CUIMC Faculty Named AAAS Fellows

Cancer researcher Michael M. Shen and exposome pioneer Gary W. Miller were named fellows of the American Association for the Advancement of Science (AAAS), the world's largest multidisciplinary scientific society, for their contributions to science.

AAAS Fellows are selected for their extraordinary achievements in research, teaching, technology, administration, or communicating science to the public.

Michael M. Shen, PhD

Michael M. Shen, PhD

Michael M. Shen

Shen is the Arthur J. Antenucci Professor of Medical Sciences and professor of genetics & development, urology, and systems biology at Columbia University Vagelos College of Physicians and Surgeons.

Shen was elected for distinguished contributions to developmental and cancer biology, particularly for applying the principles of developmental genetics to the study of genitourinary malignancies.

His work in creating 3D organoids—cell systems that mimic the complex heterogeneity in a tumor—has been instrumental in advancing the study of cancer, tumor biology, and novel cancer treatments. Shen and collaborators have worked extensively with bladder cancer organoids developed from samples of patient tumors to study drug response and drug resistance in bladder cancer patients.

Shen also is a member of the Herbert Irving Comprehensive Cancer Center.

Gary W. Miller, PhD

Gary W. Miller, PhD

Gary W. Miller

Miller is professor of environmental health sciences and vice dean for research strategy and innovation at Columbia University Mailman School of Public Health.

Miller was elected for distinguished contributions to the fields of pharmacology, toxicology, and neuroscience, particularly to the understanding of neurotransmitter storage, Parkinson’s disease, and the importance of environmental factors in disease development.

Miller is a pioneer in the emerging exposome field, which strives to provide a systematic and comprehensive analysis of the non-genetic contributors to health and disease. Miller leads Columbia’s exposomics and metabolomics laboratory, which is part of the Irving Institute for Clinical and Translational Research. His research focuses on environmental drivers of neurodegeneration.

Before joining Columbia in 2018, Miller founded and directed the HERCULES Exposome Research Center at Emory University, the first NIH center on the exposome.
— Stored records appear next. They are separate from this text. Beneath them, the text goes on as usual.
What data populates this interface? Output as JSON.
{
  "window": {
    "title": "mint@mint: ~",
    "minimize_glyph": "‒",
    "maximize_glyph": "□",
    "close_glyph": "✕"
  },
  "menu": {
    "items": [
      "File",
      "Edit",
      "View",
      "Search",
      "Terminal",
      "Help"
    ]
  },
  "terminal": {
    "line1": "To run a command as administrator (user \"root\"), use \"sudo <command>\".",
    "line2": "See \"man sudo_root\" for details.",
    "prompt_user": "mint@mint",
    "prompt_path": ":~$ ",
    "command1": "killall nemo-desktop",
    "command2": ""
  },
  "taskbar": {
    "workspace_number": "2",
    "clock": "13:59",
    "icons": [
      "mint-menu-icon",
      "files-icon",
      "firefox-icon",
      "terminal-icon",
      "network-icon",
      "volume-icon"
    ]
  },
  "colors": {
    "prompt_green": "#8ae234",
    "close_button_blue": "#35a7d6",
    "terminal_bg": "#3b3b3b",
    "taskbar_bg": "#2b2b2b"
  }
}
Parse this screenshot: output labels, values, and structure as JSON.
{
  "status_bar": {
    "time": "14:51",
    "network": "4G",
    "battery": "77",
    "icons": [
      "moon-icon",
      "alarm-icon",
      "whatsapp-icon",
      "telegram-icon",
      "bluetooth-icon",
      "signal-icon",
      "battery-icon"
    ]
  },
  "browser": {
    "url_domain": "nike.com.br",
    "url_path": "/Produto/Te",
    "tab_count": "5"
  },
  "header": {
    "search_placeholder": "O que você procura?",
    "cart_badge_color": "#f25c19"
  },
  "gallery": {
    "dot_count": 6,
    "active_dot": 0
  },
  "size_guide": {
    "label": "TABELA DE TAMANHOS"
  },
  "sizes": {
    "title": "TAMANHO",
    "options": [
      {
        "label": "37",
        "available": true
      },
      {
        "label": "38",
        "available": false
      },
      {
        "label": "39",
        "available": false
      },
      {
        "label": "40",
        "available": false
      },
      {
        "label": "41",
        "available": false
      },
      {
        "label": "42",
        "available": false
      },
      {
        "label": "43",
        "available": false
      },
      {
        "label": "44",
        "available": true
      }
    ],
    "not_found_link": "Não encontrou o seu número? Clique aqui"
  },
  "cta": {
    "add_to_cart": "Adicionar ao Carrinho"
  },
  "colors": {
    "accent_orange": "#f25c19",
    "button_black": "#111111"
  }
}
He authored the first book on the topic, “The Exposome: A Primer.”

Miller also has an appointment in the Department of Molecular Pharmacology & Therapeutics in the Vagelos College of Physicians and Surgeons.

Other Columbians elected this year to the AAAS: Gerard Parkin (Chemistry), Dustin Rubenstein (Ecology, Evolution and Environmental Biology), and Nicholas Christie-Blick (Earth & Environmental Sciences).